South Hill Craftsman – the William and Ella Warner House – returns to vintage glory, earns spot on historic lists

The William and Ella Warner House on Spokane’s South Hill is now listed on the Spokane Register of Historic Places and the Washington Heritage Register and is nominated for the National Register of Historic Places.
The home at 2627 S. Manito Blvd. was built in 1916. William Prentice Warner worked as a railroad agent in 1935. His wife, Ella, died in 1956, and the home went to their son, James Warner, who rented it out. It is now owned by Paul and Suzanne Markham, who purchased it in 1987.
Though the Craftsman style home is now restored, it wasn’t much to look at when they bought it, Suzanne Markham said. The large overhanging eaves were cracked and broken from years of heavy snow and ice damage.
“It was just an absolute wreck,” she said. “This just was a big job. People were steering clear of it.”
Some of the walls had been damaged by the 10 cats who called it home. But the heavy beam ceilings remained, and the original woodwork was still intact and hadn’t been painted.
“The floors in the living room and dining area were just beautiful,” she said.
It was the home’s age that attracted them to it. “We’ve always, both of us, loved antiques and everything old,” she said. “It’s not a big, ostentatious, fancy house. It was a very middle-class house.”

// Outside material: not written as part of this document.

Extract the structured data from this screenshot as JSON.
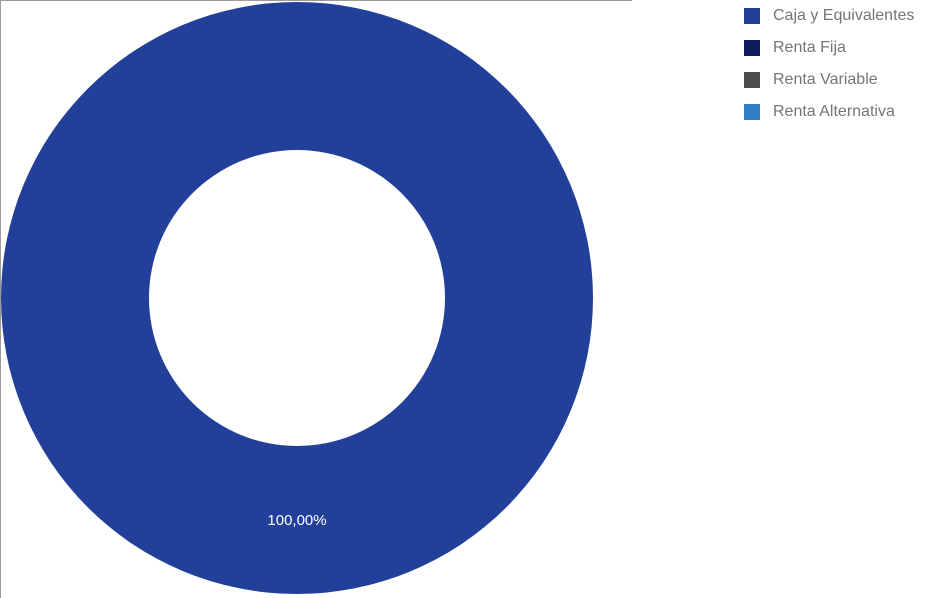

That’s not to say the home was in good shape. “We pretty much tore into the interior to make it livable,” she said. “There were some things that needed immediate attention.”
The couple would spend their nights and weekends doing much of the remodeling work themselves over the next several years. The original kitchen cabinets had been torn out and replaced with plywood ones, likely in the 1960s, Suzanne Markham said, and those had to be removed. In an upstairs hallway, carpet had been glued directly onto the original wood flooring, requiring a long and tedious process to scrape off the glue.
“We’re the ones with crowbars tearing out the roofing,” she said. “The slave labor is us. We’re the grunts. You name it, we did it. There’s pretty much not an inch we didn’t touch.”
Paul Markham recalls the time it took him to repoint the rock walls in the basement. He dug out the old mortar, which had largely turned to sand, and replaced it with concrete. He estimates it took a year to do each wall.
“I got in there with a tool and scraped it,” he said. “I never thought it would ever end.”
Some things had to be replicated but the original icebox, which is now used as a storage cabinet, still sits in the kitchen. The breakfast nook that was in the kitchen had been ripped out and replaced with a washer and dryer, but the couple restored it.
“We replicated what it would have looked like,” Suzanne Markham said. “It’s very close to what was in the blueprints.”
The tiny bathroom off the kitchen has an old style pull chain toilet with the water tank up near the ceiling. While the style is old, it is a reproduction, she said.
All of their furniture also matches the style of the home. Suzanne Markham said she estimates some of it is nearly old enough to be original.
“We don’t have anything modern in the house except the microwave and the stove,” she said.
Linda Yeomans, who has been a historic preservation consultant for decades, helped put together a large binder full of the history of the home, complete with original blueprints and pictures of the Markhams remodeling their home.
“This house is one of the best representations of Craftsman architecture in Spokane,” she said. “This house is fabulous.”
The Markhams love to show off their home. They’ve hosted the Mother’s Day tour of historic homes put on by the Northwest Museum of Arts and Culture, which attracted 1,500 people to their home over two days. They’ve also hosted Allegro Baroque and Beyond musical performances.
“We have a lot of parties,” Suzanne Markham said. “We’re not afraid of crowds.”
Now that the restoration is complete, the couple are relaxing and enjoying their home.
“These years are nice,” Paul Markham said. “We’re enjoying them.”